Some of the few remaining survivors of Auschwitz returned to the notorious Nazi death camp yesterday as the world marked the 80th anniversary of its liberation.
Auschwitz was the largest of the extermination camps and has become a symbol of Nazi Germany’s genocide of 6 million Jews, 1 million of whom died at the site from 1940 to 1945, along with more than 100,000 non-Jews.
Elderly former inmates, some wearing scarves in the blue-and-white stripes of their death camp uniforms, laid flowers at the site yesterday touching the camp’s Wall of Death in silence.
Photo: Reuters
About 50 survivors were expected yesterday at the main commemoration outside the gates of Auschwitz II-Birkenau.

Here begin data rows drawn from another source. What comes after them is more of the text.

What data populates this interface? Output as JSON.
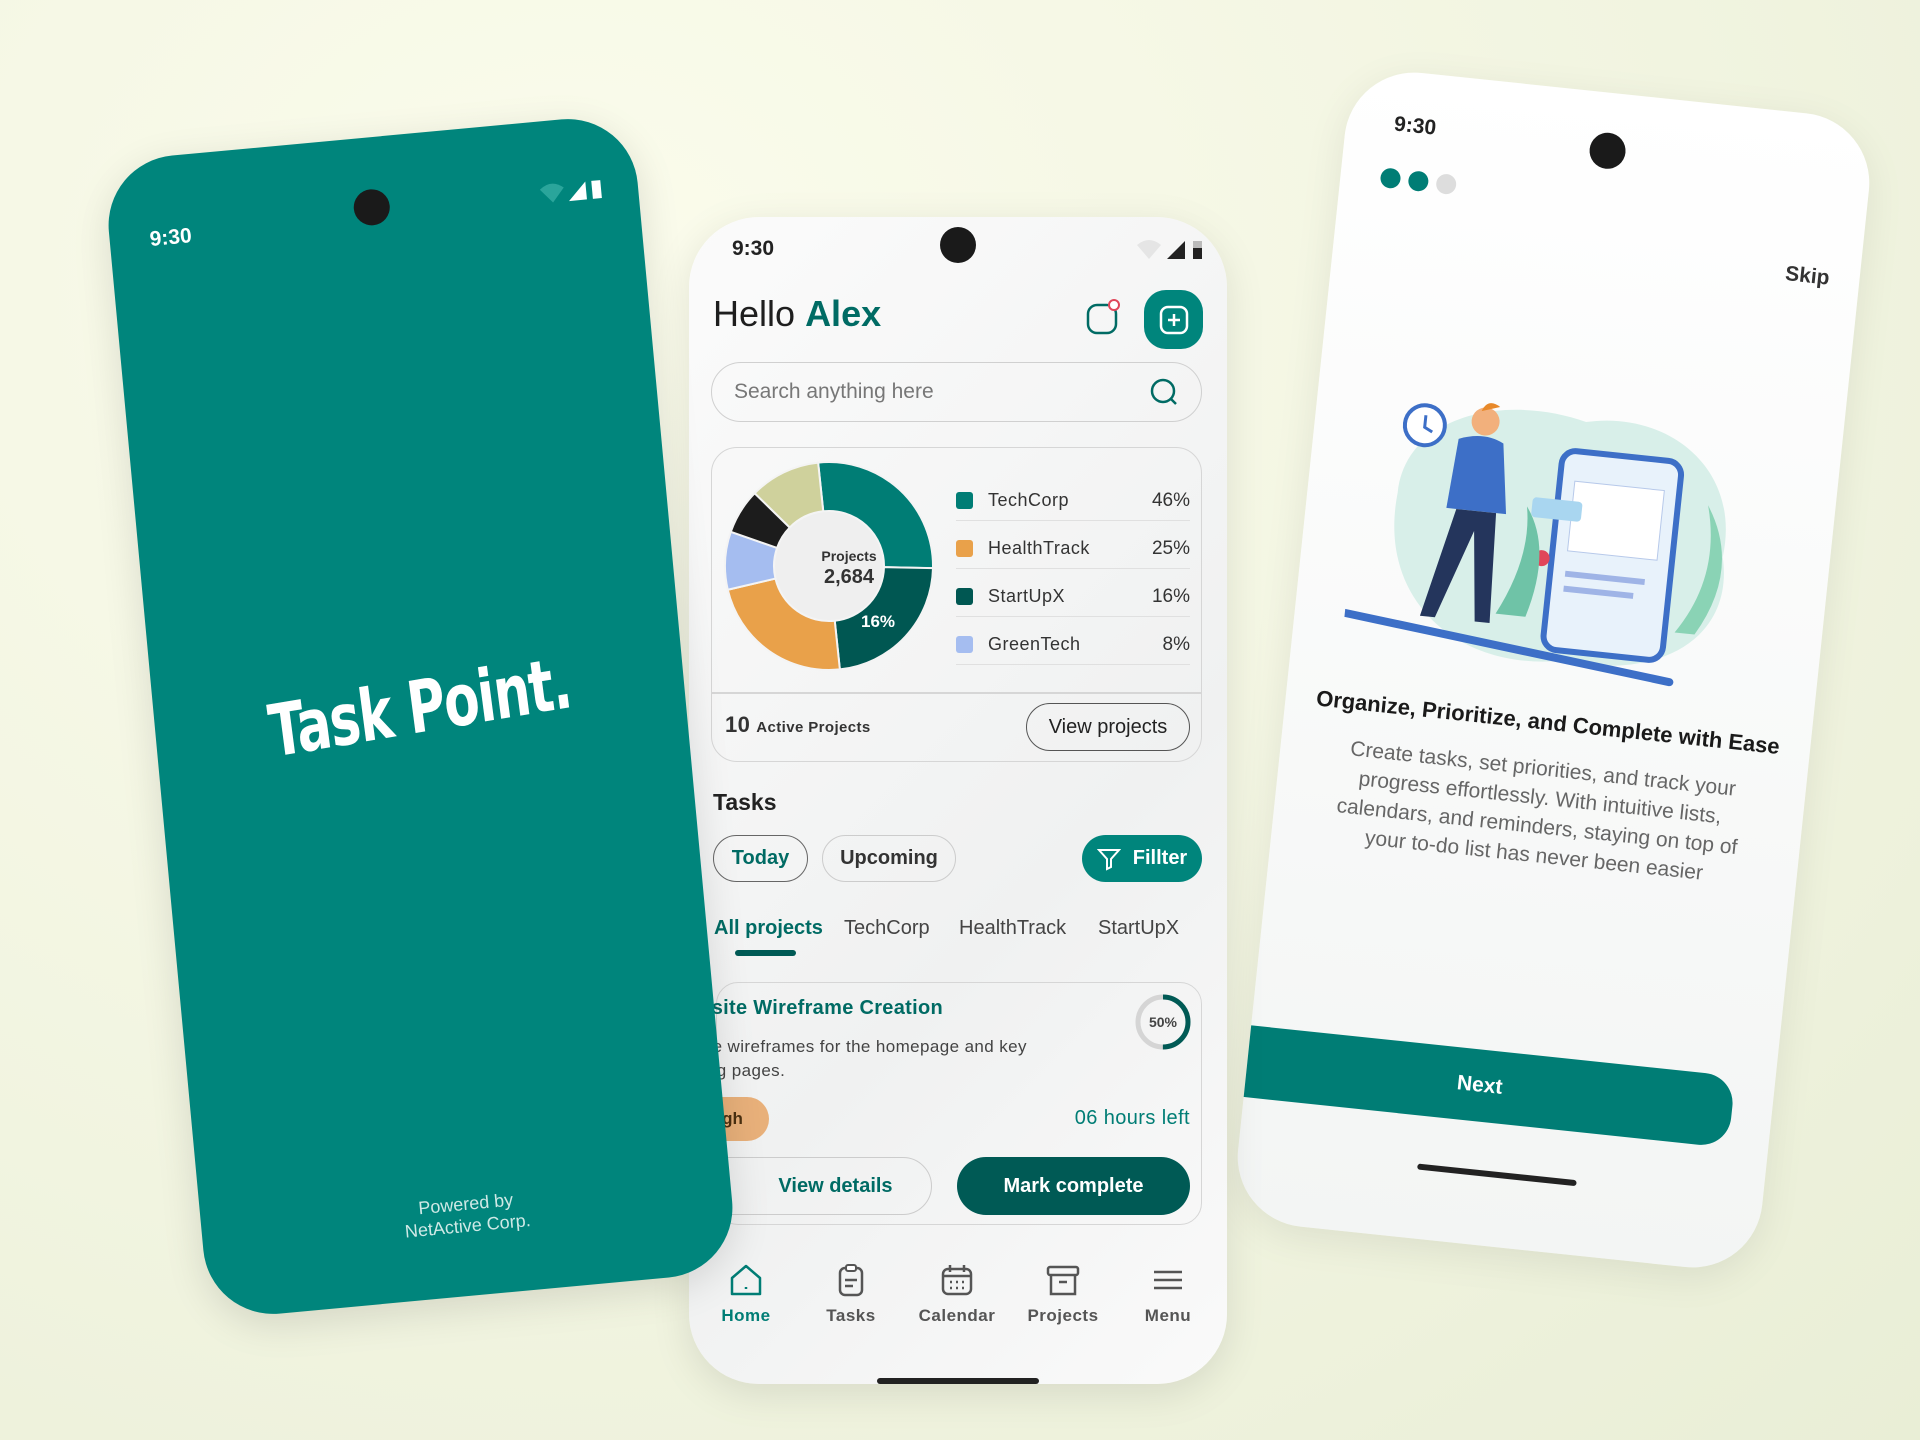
{
  "colors": {
    "brand": "#00857c",
    "brand_dark": "#005a55",
    "background": "#f1f4e0",
    "priority_high": "#e8b07a"
  },
  "splash": {
    "time": "9:30",
    "logo": "Task Point.",
    "powered_line1": "Powered by",
    "powered_line2": "NetActive Corp."
  },
  "home": {
    "time": "9:30",
    "greeting": "Hello",
    "user": "Alex",
    "icons": {
      "notification": "bell-icon",
      "add": "plus-square-icon",
      "search": "search-icon",
      "filter": "filter-icon"
    },
    "search": {
      "placeholder": "Search anything here"
    },
    "active_count": "10",
    "active_label": "Active Projects",
    "view_projects": "View projects",
    "tasks_heading": "Tasks",
    "pills": [
      "Today",
      "Upcoming"
    ],
    "filter_label": "Fillter",
    "tabs": [
      "All projects",
      "TechCorp",
      "HealthTrack",
      "StartUpX"
    ],
    "task": {
      "title": "Website Wireframe Creation",
      "description": "Create wireframes for the homepage and key landing pages.",
      "priority": "High",
      "progress_label": "50%",
      "progress": 0.5,
      "time_left": "06 hours left",
      "view_details": "View details",
      "mark_complete": "Mark complete"
    },
    "nav": [
      {
        "label": "Home",
        "icon": "home-icon"
      },
      {
        "label": "Tasks",
        "icon": "clipboard-icon"
      },
      {
        "label": "Calendar",
        "icon": "calendar-icon"
      },
      {
        "label": "Projects",
        "icon": "archive-icon"
      },
      {
        "label": "Menu",
        "icon": "menu-icon"
      }
    ]
  },
  "chart_data": {
    "type": "pie",
    "center_label": "Projects",
    "center_value": "2,684",
    "slice_label": "16%",
    "legend": [
      {
        "name": "TechCorp",
        "pct": "46%",
        "color": "#007d75"
      },
      {
        "name": "HealthTrack",
        "pct": "25%",
        "color": "#e9a14a"
      },
      {
        "name": "StartUpX",
        "pct": "16%",
        "color": "#005752"
      },
      {
        "name": "GreenTech",
        "pct": "8%",
        "color": "#a5bdf0"
      }
    ],
    "slices": [
      {
        "name": "TechCorp",
        "value": 27,
        "color": "#007d75"
      },
      {
        "name": "StartUpX",
        "value": 23,
        "color": "#005752"
      },
      {
        "name": "HealthTrack",
        "value": 23,
        "color": "#e9a14a"
      },
      {
        "name": "GreenTech",
        "value": 9,
        "color": "#a5bdf0"
      },
      {
        "name": "",
        "value": 7,
        "color": "#1c1c1c"
      },
      {
        "name": "",
        "value": 11,
        "color": "#cfd19c"
      }
    ]
  },
  "onboarding": {
    "time": "9:30",
    "skip": "Skip",
    "step": 1,
    "steps": 3,
    "heading": "Organize, Prioritize, and Complete with Ease",
    "body": "Create tasks, set priorities, and track your progress effortlessly. With intuitive lists, calendars, and reminders, staying on top of your to-do list has never been easier",
    "next": "Next"
  }
}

They were to be joined by dozens of leaders, including Britain’s King Charles III and French President Emmanuel Macron.
Four former inmates — Marian Turski, Janina Iwanska, Tova Friedman and Leon Weintraub — would speak at the main event, organizers said.
“When I arrived in Auschwitz and got off the train, I saw the pits where human corpses were burned, because the crematoria could not keep up,” Iwanska, a 94-year-old Warsaw-born survivor, told Agence France-Presse earlier this month.

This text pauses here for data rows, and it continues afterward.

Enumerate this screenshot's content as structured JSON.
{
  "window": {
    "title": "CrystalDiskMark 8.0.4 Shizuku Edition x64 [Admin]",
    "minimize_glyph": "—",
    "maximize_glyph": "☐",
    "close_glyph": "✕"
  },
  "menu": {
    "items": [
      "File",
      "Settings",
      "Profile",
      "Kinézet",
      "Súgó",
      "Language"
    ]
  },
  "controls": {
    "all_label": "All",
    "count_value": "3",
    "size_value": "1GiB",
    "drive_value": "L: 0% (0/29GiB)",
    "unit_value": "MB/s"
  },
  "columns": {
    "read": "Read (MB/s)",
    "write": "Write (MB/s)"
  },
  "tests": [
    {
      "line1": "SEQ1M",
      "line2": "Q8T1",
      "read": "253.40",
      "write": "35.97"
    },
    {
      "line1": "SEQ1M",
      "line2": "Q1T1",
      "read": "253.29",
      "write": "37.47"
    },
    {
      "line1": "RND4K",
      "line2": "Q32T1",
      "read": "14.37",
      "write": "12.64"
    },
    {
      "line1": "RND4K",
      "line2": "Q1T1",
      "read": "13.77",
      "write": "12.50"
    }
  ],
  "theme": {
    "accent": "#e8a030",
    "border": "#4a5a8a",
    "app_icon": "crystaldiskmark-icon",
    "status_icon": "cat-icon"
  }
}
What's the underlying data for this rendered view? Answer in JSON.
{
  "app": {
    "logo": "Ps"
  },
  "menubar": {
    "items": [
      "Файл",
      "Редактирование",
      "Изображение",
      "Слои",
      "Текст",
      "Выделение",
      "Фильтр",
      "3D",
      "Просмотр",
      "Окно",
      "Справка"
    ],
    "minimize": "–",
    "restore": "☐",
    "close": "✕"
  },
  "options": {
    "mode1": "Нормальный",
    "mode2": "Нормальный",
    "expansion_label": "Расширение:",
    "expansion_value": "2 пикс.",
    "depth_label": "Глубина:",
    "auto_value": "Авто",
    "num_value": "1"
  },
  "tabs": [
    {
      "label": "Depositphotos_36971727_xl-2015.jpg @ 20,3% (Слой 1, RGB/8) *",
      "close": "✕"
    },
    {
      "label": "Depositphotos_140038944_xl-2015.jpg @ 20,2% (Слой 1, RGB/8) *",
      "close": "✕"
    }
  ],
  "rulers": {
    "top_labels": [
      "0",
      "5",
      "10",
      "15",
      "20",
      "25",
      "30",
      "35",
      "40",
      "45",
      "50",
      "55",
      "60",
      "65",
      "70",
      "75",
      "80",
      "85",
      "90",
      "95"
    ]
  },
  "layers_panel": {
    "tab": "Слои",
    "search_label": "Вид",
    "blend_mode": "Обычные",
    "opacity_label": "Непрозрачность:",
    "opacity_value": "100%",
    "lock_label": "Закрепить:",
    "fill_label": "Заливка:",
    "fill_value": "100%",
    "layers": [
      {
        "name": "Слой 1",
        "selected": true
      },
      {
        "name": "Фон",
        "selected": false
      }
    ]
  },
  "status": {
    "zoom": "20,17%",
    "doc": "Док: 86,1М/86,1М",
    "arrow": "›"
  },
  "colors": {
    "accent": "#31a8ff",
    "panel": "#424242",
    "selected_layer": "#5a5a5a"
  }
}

Photo: Agencja Wyborcza.pl via Reuters
Ukrainian President Volodymyr Zelenskiy was also in Poland for the ceremony, and German President Frank-Walter Steinmeier, Chancellor Olaf Scholz and Israeli Minister of Education Yoav Kisch were expected.
However, there would not be speeches by politicians, Auschwitz Museum spokesman Pawel Sawicki said.

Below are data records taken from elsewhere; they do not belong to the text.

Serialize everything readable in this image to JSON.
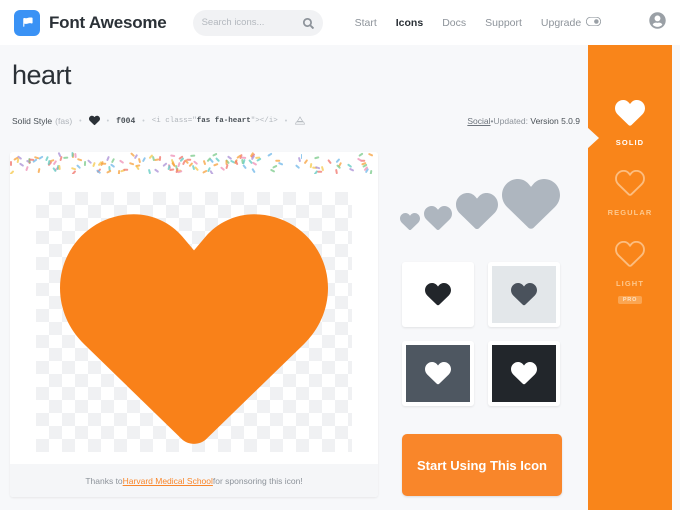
{
  "header": {
    "brand_name": "Font Awesome",
    "brand_logo_icon": "flag-icon",
    "search": {
      "placeholder": "Search icons...",
      "value": "",
      "icon": "search-icon"
    },
    "nav": [
      {
        "label": "Start",
        "active": false
      },
      {
        "label": "Icons",
        "active": true
      },
      {
        "label": "Docs",
        "active": false
      },
      {
        "label": "Support",
        "active": false
      },
      {
        "label": "Upgrade",
        "active": false,
        "icon": "toggle-on-icon"
      }
    ],
    "account_icon": "user-circle-icon"
  },
  "page": {
    "title": "heart",
    "meta": {
      "style_name": "Solid Style",
      "style_code": "(fas)",
      "glyph_icon": "heart-icon",
      "unicode": "f004",
      "code_prefix": "<i class=\"",
      "code_classes": "fas fa-heart",
      "code_suffix": "\"></i>",
      "download_icon": "download-icon",
      "separator": "•"
    },
    "meta_right": {
      "category": "Social",
      "separator": "•",
      "updated_label": "Updated:",
      "updated_version": "Version 5.0.9"
    }
  },
  "preview": {
    "icon": "heart-icon",
    "icon_color": "#F98119",
    "sponsor_prefix": "Thanks to ",
    "sponsor_link": "Harvard Medical School",
    "sponsor_suffix": " for sponsoring this icon!"
  },
  "sizes": {
    "icon": "heart-icon",
    "color": "#aeb6bf",
    "items": [
      {
        "size": 20
      },
      {
        "size": 28
      },
      {
        "size": 42
      },
      {
        "size": 58
      }
    ]
  },
  "swatches": [
    {
      "name": "light-on-white",
      "bg": "#ffffff",
      "fg": "#22262b"
    },
    {
      "name": "dark-on-light-gray",
      "bg": "#e3e7ea",
      "fg": "#4a525c"
    },
    {
      "name": "white-on-slate",
      "bg": "#4e5761",
      "fg": "#ffffff"
    },
    {
      "name": "white-on-dark",
      "bg": "#22262b",
      "fg": "#ffffff"
    }
  ],
  "cta": {
    "label": "Start Using This Icon"
  },
  "style_bar": {
    "accent": "#F9851A",
    "items": [
      {
        "label": "SOLID",
        "variant": "solid",
        "active": true,
        "pro": false
      },
      {
        "label": "REGULAR",
        "variant": "regular",
        "active": false,
        "pro": false
      },
      {
        "label": "LIGHT",
        "variant": "light",
        "active": false,
        "pro": true,
        "pro_label": "PRO"
      }
    ]
  }
}
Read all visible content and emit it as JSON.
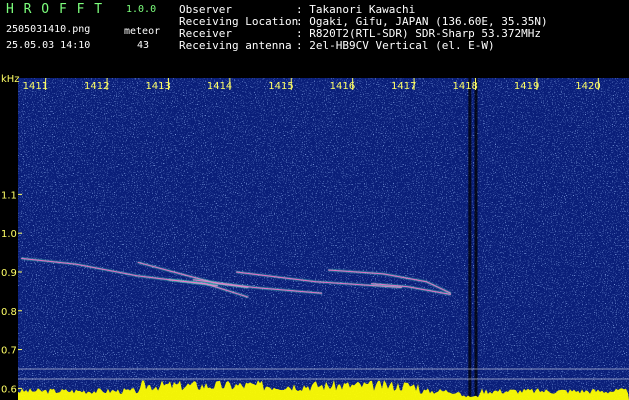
{
  "header": {
    "app_name": "H R O F F T",
    "version": "1.0.0",
    "filename": "2505031410.png",
    "meteor_label": "meteor",
    "datetime": "25.05.03 14:10",
    "meteor_count": "43",
    "info_labels": [
      "Observer",
      "Receiving Location",
      "Receiver",
      "Receiving antenna"
    ],
    "info_values": [
      ": Takanori Kawachi",
      ": Ogaki, Gifu, JAPAN (136.60E, 35.35N)",
      ": R820T2(RTL-SDR) SDR-Sharp 53.372MHz",
      ": 2el-HB9CV Vertical (el. E-W)"
    ]
  },
  "chart_data": {
    "type": "heatmap",
    "x_unit": "time (HHMM)",
    "ylabel": "kHz",
    "x_ticks": [
      "1411",
      "1412",
      "1413",
      "1414",
      "1415",
      "1416",
      "1417",
      "1418",
      "1419",
      "1420"
    ],
    "y_ticks": [
      "1.1",
      "1.0",
      "0.9",
      "0.8",
      "0.7",
      "0.6"
    ],
    "y_values": [
      1.1,
      1.0,
      0.9,
      0.8,
      0.7,
      0.6
    ],
    "ylim": [
      0.57,
      1.4
    ],
    "xlim": [
      1410.55,
      1420.5
    ],
    "carrier_khz": 0.875,
    "meteor_traces": [
      {
        "x": [
          1410.6,
          1411.5,
          1412.5,
          1413.8
        ],
        "y": [
          0.935,
          0.92,
          0.89,
          0.865
        ]
      },
      {
        "x": [
          1412.5,
          1413.2,
          1413.8,
          1414.3
        ],
        "y": [
          0.925,
          0.895,
          0.87,
          0.86
        ]
      },
      {
        "x": [
          1413.4,
          1414.4,
          1415.5
        ],
        "y": [
          0.88,
          0.86,
          0.845
        ]
      },
      {
        "x": [
          1414.1,
          1415.4,
          1416.8
        ],
        "y": [
          0.9,
          0.875,
          0.86
        ]
      },
      {
        "x": [
          1415.6,
          1416.5,
          1417.2,
          1417.6
        ],
        "y": [
          0.905,
          0.895,
          0.875,
          0.845
        ]
      },
      {
        "x": [
          1416.3,
          1416.9,
          1417.6
        ],
        "y": [
          0.87,
          0.862,
          0.842
        ]
      },
      {
        "x": [
          1413.0,
          1413.6,
          1414.3
        ],
        "y": [
          0.88,
          0.87,
          0.835
        ]
      }
    ],
    "dark_columns_x": [
      1417.9,
      1418.0
    ],
    "colors": {
      "background": "#0a1f7a",
      "carrier": "#66ffcc",
      "meteor": "#ff66cc",
      "baseline": "#ffff00",
      "tick_text": "#ffff66"
    }
  }
}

Speaking ahead of the anniversary, survivors around the world spoke about the need to preserve the memory of what happened when there would no longer be living witnesses.
They also warned about rising hatred and anti-Semitism in many countries and spoke of their fears about history repeating itself.
Organizers said it could be the last major anniversary with such a large group of survivors.
“We all know that in 10 years it will not be possible to have a large group for the 90th anniversary,” Sawicki said.
About 40 survivors of the Nazi camps agreed to talk before the anniversary.
In 15 countries, from Israel to Poland, Russia to Argentina, Canada to South Africa they told their stories, alone or surrounded by their children, grandchildren and great grandchildren — proof of their victory over absolute evil.
Julia Wallach, who is nearly 100, cannot talk about what happened without crying.
“It is too difficult to talk about, too hard,” she said.
The Parisian was dragged off a lorry destined for the gas chamber in Birkenau at the last minute.
However, hard as it is to relive the horrors, she insisted she would continue to give witness.
“As long as I can do it, I will do it,” she said.
Beside her, her granddaughter Frankie asked: “Will they believe us when we talk about this when she is not there?”
Esther Senot, 97, braved the Polish winter last month to go back to Birkenau with French high-school students. She kept a promise made in 1944 to her dying sister Fanny, who — laid out on the straw coughing up blood — asked her with her last breath to “tell what happened to us so that we are not forgotten by history.”